Data science is an exciting discipline that allows you to turn raw data into understanding, insight, and knowledge. The goal of “R for Data Science” is to help you learn the most important tools in R that will allow you to do data science. After going through this course, you’ll have the tools to tackle a wide variety of data science challenges, using the best parts of R.
What you will learn
Data science is a huge field, and there’s no way you can master it by going through a single course. The goal of this course is to give you a solid foundation in the most important tools
First, you must import your data into R. This typically means that you take data stored in a file, database, or web API, and load it into a data frame in R. If you can’t get your data into R, you can’t do data science on it!
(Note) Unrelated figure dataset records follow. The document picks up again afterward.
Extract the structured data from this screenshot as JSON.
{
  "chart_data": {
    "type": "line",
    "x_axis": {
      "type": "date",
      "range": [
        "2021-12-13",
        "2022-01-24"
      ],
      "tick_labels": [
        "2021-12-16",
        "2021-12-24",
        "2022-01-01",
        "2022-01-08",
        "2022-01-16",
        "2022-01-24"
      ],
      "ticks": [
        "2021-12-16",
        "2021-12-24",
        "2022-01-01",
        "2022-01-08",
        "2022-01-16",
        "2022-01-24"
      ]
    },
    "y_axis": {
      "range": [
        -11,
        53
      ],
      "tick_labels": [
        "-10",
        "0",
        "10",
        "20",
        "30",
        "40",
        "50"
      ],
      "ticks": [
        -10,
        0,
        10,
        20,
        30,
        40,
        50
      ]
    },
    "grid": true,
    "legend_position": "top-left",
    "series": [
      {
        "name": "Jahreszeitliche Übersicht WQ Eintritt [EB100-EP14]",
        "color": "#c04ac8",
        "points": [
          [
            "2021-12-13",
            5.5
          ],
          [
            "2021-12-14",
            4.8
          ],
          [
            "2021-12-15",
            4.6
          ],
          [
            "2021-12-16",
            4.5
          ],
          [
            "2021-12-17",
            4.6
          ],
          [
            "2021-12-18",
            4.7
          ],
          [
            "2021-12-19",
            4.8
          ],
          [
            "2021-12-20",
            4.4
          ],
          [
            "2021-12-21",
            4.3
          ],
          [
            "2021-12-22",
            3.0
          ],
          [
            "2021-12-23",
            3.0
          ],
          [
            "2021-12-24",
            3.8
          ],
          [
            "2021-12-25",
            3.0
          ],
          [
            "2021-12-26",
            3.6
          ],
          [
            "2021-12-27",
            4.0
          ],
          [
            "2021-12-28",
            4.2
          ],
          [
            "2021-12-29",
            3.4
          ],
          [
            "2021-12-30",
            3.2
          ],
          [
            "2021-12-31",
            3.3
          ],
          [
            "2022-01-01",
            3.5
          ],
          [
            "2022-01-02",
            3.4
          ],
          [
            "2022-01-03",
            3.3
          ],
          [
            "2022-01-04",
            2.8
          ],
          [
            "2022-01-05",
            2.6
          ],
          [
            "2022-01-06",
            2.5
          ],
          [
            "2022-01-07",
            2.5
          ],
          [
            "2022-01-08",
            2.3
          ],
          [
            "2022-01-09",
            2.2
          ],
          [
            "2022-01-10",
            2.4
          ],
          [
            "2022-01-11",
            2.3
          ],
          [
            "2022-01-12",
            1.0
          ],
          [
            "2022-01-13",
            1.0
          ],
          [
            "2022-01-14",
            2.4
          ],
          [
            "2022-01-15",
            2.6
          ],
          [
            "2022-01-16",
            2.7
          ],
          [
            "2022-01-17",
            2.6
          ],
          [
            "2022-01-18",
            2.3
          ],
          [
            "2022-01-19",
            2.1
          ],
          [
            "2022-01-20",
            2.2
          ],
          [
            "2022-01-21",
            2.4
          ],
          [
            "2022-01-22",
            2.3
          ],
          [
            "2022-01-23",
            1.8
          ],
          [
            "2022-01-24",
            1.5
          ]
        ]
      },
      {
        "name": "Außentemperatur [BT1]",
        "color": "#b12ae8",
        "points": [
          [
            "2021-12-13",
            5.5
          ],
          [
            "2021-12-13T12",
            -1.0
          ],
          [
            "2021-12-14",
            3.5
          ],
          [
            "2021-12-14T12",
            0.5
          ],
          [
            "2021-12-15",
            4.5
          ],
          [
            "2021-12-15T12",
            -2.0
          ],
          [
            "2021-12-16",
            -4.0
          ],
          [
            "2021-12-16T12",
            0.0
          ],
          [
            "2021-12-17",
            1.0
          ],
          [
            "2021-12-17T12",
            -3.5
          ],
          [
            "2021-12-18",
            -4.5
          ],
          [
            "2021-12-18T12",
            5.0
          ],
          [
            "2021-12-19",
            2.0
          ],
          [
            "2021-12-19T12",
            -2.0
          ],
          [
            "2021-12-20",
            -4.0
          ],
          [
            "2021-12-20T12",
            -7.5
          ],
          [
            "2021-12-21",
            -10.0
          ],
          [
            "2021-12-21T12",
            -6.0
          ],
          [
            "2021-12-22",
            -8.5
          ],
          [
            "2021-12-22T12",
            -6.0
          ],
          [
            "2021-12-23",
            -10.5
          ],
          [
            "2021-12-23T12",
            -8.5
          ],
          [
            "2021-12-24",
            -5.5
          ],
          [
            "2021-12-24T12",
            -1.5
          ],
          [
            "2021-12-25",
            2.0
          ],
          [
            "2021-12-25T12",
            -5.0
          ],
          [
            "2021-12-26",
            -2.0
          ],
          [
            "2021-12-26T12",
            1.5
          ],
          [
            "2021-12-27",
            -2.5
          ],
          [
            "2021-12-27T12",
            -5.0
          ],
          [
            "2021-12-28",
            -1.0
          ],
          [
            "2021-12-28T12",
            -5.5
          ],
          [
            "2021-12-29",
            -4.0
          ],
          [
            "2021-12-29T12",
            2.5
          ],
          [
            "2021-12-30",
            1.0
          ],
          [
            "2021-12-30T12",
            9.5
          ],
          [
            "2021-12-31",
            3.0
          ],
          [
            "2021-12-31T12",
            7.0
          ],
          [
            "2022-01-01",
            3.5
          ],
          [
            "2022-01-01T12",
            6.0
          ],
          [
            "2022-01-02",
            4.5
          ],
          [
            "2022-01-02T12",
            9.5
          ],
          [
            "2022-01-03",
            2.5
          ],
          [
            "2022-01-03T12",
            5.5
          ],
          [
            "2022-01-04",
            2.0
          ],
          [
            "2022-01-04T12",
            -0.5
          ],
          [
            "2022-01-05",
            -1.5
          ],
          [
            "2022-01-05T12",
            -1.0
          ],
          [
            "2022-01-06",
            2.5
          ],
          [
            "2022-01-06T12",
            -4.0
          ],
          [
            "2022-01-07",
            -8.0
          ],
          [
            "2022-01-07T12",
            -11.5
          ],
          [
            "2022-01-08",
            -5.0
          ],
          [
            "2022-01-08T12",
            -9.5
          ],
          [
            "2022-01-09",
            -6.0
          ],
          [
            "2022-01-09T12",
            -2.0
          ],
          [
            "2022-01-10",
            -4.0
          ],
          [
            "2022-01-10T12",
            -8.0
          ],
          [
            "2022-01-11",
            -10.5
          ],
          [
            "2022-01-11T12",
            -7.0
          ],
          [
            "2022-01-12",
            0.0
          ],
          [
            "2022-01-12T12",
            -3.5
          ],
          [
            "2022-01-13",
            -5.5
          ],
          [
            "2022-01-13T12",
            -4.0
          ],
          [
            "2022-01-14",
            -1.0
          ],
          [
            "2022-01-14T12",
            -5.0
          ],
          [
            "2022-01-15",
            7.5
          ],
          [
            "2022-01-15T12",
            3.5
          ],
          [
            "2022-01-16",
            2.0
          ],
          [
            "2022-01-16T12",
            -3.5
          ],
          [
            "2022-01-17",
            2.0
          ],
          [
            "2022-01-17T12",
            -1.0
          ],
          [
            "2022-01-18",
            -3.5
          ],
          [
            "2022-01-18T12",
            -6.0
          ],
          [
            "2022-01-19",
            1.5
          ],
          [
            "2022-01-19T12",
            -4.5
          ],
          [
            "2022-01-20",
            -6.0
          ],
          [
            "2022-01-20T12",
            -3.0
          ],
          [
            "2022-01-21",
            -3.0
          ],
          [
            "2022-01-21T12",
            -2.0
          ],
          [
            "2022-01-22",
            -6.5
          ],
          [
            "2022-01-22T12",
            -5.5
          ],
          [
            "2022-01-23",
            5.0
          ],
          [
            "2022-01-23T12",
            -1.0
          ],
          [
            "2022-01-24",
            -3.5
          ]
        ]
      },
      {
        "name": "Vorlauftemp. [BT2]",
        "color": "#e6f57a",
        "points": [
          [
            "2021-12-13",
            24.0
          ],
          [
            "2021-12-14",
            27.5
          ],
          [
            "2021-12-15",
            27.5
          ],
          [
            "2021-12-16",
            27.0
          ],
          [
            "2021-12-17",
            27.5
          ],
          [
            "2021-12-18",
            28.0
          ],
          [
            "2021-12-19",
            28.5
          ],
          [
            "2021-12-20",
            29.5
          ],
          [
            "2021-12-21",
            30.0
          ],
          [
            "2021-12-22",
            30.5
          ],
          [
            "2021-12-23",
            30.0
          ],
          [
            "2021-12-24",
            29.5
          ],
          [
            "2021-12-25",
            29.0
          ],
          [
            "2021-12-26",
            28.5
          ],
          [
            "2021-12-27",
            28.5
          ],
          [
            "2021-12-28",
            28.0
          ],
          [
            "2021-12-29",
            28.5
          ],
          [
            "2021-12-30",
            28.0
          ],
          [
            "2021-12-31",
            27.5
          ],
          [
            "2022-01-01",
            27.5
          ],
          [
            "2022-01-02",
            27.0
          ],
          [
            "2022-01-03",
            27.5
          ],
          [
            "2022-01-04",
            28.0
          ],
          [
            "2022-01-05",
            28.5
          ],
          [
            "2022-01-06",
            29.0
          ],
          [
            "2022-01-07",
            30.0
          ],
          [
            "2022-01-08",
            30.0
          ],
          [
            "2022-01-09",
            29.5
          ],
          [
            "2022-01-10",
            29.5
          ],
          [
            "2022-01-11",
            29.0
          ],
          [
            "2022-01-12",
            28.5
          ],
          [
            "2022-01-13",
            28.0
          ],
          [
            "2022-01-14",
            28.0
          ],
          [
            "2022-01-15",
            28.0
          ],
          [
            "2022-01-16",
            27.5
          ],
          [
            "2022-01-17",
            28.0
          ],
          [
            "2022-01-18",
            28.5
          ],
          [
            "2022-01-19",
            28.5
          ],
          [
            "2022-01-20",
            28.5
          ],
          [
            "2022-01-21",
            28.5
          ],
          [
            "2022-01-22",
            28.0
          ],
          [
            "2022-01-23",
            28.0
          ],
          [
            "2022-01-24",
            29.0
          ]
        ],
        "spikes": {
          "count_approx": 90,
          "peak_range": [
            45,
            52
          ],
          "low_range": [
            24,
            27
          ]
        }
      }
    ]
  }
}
Once you’ve imported your data, it is a good idea to tidy it. Tidying your data means storing it in a consistent form that matches the semantics of the dataset with the way it is stored. In brief, when your data is tidy, each column is a variable, and each row is an observation. Tidy data is important because the consistent structure lets you focus your struggle on questions about the data, not fighting to get the data into the right form for different functions.
Once you have tidy data, a common first step is to transform it. Transformation includes narrowing in on observations of interest (like all people in one city, or all data from the last year), creating new variables that are functions of existing variables (like computing speed from distance and time), and calculating a set of summary statistics (like counts or means). Together, tidying and transforming are called wrangling, because getting your data in a form that’s natural to work with often feels like a fight!
Once you have tidy data with the variables you need, there are two main engines of knowledge generation: visualization and modelling. These have complementary strengths and weaknesses so any real analysis will iterate between them many times.
Prerequisites:
You should be generally numerically literate, and it’s helpful if you have some programming experience already.